Produk pangan inovatif diolah dari bahan baku alga, kini tembus pasar ekspor ke Amerika, Eropa hingga Rusia. /Foto: Detik |
KISAH inspiratif ini mengangkat sebuah usaha inovatif yang dikembangkan oleh Badan Usaha Milik Desa (BUMDes) bersama pemuda di Desa Sidowayah, Kecamatan Polanharjo, Klaten, Jawa Tengah.
Produk inovatif berhasil mereka ciptakan, yakni berbagai produk berbahan mikroalga. Produksi berbahan baku alga ini diolah menjadi berbagai pangan inovatif dan sudah menembus pasar ekspor ke Amerika Serikat dan sejumlah negara Eropa.
"Kita sudah pernah ekspor ke Amerika, Rusia juga sudah, sempat ke Perancis juga sudah. Ini yang sedang kita jajaki ke Jepang dan Swiss," ungkap Direktur Utama PT Algaepark Indonesia Mandiri, Rangga Warsita Aji kepada wartawan di lokasi pengembangbiakan alga air tawar Desa Sidowayah, Kecamatan Polanharjo, Klaten, Sabtu 9 Oktober 2021 siang.
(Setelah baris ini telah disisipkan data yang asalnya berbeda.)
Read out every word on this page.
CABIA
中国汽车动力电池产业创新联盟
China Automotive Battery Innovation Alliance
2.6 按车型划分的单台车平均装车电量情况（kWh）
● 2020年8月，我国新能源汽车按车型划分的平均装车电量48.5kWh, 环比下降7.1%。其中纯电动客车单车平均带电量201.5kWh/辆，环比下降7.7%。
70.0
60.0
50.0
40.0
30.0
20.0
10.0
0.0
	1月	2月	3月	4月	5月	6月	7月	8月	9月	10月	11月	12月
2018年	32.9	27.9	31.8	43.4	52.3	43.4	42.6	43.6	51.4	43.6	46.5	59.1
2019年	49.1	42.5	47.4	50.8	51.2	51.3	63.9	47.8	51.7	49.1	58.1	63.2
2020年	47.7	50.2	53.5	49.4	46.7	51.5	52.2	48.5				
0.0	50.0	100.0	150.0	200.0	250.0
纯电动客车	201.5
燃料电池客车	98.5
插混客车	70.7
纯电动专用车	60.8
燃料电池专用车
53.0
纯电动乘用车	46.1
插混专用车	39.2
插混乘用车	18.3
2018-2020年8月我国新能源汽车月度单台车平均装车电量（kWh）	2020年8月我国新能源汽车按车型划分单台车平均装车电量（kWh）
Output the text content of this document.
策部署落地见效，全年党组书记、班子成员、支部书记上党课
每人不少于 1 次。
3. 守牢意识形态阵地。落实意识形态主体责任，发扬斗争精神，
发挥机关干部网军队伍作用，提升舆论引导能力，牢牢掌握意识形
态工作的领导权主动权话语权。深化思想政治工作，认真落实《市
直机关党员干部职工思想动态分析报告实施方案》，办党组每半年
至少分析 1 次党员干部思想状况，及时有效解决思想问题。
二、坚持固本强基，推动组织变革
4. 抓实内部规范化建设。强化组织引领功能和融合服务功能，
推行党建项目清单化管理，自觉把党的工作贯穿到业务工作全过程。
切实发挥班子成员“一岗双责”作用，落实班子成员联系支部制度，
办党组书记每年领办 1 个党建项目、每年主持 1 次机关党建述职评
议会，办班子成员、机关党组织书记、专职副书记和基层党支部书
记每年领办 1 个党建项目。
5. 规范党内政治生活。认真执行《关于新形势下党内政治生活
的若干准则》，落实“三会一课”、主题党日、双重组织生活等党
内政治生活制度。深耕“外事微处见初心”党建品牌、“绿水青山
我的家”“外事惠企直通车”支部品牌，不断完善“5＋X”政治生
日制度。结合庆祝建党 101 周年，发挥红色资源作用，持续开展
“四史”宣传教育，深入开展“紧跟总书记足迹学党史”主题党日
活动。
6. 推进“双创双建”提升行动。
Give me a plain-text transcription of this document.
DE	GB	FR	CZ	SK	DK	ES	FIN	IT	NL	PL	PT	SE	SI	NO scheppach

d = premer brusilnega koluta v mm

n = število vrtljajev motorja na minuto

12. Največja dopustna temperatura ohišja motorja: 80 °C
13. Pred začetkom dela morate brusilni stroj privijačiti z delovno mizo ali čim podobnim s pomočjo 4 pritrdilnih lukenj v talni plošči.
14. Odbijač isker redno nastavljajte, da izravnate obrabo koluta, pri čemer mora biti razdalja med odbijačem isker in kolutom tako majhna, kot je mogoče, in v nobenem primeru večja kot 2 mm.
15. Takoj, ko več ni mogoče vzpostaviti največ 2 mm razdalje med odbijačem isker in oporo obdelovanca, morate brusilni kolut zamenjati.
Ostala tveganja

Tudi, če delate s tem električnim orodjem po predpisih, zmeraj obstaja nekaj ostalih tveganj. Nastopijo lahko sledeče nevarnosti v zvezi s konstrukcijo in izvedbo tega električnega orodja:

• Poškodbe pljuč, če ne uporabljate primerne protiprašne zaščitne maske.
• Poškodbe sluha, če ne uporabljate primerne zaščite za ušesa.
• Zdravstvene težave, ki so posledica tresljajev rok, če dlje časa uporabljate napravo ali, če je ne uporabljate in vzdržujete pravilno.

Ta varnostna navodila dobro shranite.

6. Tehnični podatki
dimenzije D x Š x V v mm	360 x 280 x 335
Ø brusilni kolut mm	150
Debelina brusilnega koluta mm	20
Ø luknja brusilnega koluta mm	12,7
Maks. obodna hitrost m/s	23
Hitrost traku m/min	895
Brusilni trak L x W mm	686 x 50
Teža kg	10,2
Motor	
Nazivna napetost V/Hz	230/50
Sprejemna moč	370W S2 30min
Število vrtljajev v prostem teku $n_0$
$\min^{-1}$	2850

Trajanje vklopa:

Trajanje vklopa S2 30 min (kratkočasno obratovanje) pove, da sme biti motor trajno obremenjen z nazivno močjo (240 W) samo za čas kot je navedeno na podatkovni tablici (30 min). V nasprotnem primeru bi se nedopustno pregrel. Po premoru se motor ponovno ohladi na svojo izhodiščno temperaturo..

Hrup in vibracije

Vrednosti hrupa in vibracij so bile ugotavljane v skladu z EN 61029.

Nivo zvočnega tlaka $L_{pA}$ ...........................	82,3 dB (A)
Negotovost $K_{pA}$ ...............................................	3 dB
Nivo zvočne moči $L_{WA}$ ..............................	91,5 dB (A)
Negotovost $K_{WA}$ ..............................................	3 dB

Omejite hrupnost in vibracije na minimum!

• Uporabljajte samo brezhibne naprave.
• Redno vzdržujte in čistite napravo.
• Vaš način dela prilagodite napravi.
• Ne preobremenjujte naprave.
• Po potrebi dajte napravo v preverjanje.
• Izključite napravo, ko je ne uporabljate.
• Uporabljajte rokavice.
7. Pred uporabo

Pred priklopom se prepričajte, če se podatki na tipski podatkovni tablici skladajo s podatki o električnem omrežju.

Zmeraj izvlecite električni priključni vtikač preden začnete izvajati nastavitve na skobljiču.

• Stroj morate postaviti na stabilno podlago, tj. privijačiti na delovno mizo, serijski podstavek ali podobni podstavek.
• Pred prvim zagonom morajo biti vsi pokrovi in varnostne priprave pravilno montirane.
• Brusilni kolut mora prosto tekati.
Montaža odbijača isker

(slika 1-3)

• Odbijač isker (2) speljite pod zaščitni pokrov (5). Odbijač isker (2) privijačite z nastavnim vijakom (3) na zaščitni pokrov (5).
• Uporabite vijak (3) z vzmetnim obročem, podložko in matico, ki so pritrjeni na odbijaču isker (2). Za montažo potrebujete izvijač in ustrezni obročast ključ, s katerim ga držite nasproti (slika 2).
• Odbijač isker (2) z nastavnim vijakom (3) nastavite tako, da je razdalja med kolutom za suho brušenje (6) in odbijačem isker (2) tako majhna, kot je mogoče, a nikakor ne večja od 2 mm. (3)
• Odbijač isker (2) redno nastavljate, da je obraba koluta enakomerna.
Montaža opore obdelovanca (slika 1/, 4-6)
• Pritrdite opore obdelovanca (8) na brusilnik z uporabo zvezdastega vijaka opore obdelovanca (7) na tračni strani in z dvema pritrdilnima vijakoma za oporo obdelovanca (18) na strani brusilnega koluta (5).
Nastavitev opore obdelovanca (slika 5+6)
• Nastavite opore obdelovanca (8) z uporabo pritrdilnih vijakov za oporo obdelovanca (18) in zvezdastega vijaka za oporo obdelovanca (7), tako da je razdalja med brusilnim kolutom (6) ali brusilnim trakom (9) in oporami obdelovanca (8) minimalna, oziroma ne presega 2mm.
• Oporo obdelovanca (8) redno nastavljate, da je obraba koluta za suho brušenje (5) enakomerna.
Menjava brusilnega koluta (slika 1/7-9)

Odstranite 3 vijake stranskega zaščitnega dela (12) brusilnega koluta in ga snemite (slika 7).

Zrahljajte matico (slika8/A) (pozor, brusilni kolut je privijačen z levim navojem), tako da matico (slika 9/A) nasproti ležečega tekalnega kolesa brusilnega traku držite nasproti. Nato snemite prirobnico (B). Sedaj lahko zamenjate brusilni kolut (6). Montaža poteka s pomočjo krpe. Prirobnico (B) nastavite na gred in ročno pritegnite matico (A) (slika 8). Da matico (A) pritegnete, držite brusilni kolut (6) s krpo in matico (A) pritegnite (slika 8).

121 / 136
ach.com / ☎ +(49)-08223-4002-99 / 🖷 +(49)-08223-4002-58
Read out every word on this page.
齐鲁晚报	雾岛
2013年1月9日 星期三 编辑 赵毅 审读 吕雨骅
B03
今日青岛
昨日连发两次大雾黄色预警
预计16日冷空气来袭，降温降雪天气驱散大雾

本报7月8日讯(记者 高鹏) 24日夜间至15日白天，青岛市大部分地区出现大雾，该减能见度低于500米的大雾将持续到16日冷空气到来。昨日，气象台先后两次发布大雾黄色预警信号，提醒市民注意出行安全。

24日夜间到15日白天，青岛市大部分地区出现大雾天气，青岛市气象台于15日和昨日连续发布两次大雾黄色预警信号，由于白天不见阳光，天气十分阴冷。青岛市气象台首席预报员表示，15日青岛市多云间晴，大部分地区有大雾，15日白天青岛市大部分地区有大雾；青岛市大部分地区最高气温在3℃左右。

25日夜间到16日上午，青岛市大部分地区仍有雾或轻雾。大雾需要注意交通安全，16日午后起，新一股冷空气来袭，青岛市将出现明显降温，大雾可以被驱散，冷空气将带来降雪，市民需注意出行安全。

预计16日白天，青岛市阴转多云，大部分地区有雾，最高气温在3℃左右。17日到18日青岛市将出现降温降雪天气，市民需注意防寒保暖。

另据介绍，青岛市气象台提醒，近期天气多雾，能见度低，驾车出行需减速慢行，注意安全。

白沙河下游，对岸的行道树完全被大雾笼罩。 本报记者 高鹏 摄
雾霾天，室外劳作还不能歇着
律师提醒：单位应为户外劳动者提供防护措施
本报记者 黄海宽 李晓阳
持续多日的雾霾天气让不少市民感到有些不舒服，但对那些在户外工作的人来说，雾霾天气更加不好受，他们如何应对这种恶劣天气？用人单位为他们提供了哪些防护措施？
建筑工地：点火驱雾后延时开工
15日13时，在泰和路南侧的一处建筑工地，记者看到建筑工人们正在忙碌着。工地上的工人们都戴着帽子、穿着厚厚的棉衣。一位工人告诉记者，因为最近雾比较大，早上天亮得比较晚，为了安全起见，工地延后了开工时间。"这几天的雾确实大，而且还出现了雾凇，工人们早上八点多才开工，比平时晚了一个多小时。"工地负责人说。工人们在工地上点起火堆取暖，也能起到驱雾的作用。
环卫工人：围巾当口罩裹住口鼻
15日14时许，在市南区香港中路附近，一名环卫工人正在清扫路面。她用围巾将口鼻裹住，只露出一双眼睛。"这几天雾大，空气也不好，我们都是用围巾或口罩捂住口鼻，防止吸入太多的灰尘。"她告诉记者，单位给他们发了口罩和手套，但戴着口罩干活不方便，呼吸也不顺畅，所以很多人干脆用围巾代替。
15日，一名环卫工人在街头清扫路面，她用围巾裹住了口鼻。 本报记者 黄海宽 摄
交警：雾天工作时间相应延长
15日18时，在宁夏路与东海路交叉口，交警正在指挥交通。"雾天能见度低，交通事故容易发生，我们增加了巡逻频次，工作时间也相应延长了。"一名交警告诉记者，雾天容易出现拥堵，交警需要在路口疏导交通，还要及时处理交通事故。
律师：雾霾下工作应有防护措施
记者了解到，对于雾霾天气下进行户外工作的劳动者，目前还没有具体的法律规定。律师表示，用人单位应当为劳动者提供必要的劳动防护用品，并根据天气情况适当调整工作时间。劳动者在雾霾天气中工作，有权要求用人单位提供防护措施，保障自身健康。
Hal itu seperti dilansir Bisnisforliving.com dari Fenance.detik.com, Sabtu 9 Oktober 2021 dengan berita berjudul "Top! Alga Made In Klaten Terbang ke Amerika hingga Eropa".
Rangga menjelaskan, pengembangan alga itu bermula dari penelitian saat dia masih kuliah. Kemudian pada 2018 mulai dirintis produksi skala mikro. Hasilnya diproduksi dan ditawarkan ke Bali.
"Ternyata respons pasar cukup bagus khususnya customer di kalangan bule, salah satunya dari Bali. Dari situ mulai kita buat produk turunan lain, suplemen, sabun, serum dan lainnya," ungkap Rangga.
Adapun produk yang telah dihasilkan saat ini, menurut Rangga, ada yang produk murni alga dan ada yang ditambah bahan lainnya. Produk murni yang sudah dihasilkan adalah kapsul super food.
"Untuk produk murni misal kapsul. Tapi untuk sabun dan serum ada tambahan bahan lain seperti collagen dan bahan aman lainnya," papar Rangga.
Untuk produk kapsul, jelas Rangga, memang ditujukan untuk menggantikan produk food kimiawi ke organik dengan lebih mudah dan sederhana. Cukup dua kapsul nutrisi bisa tercukupi.
"Kapsul itu mengganti multivitamin kimiawi, karena ini organik dan nilai manfaat tinggi sehingga orang mengkonsumsi lebih mudah dan sederhana," lanjut Rangga.
Pengembangan alga itu, menurut Rangga, juga untuk mengenalkan potensi pangan baru masa depan ke masyarakat agar lebih sehat. Jenis produksi sudah berbagi jenis, termasuk mi.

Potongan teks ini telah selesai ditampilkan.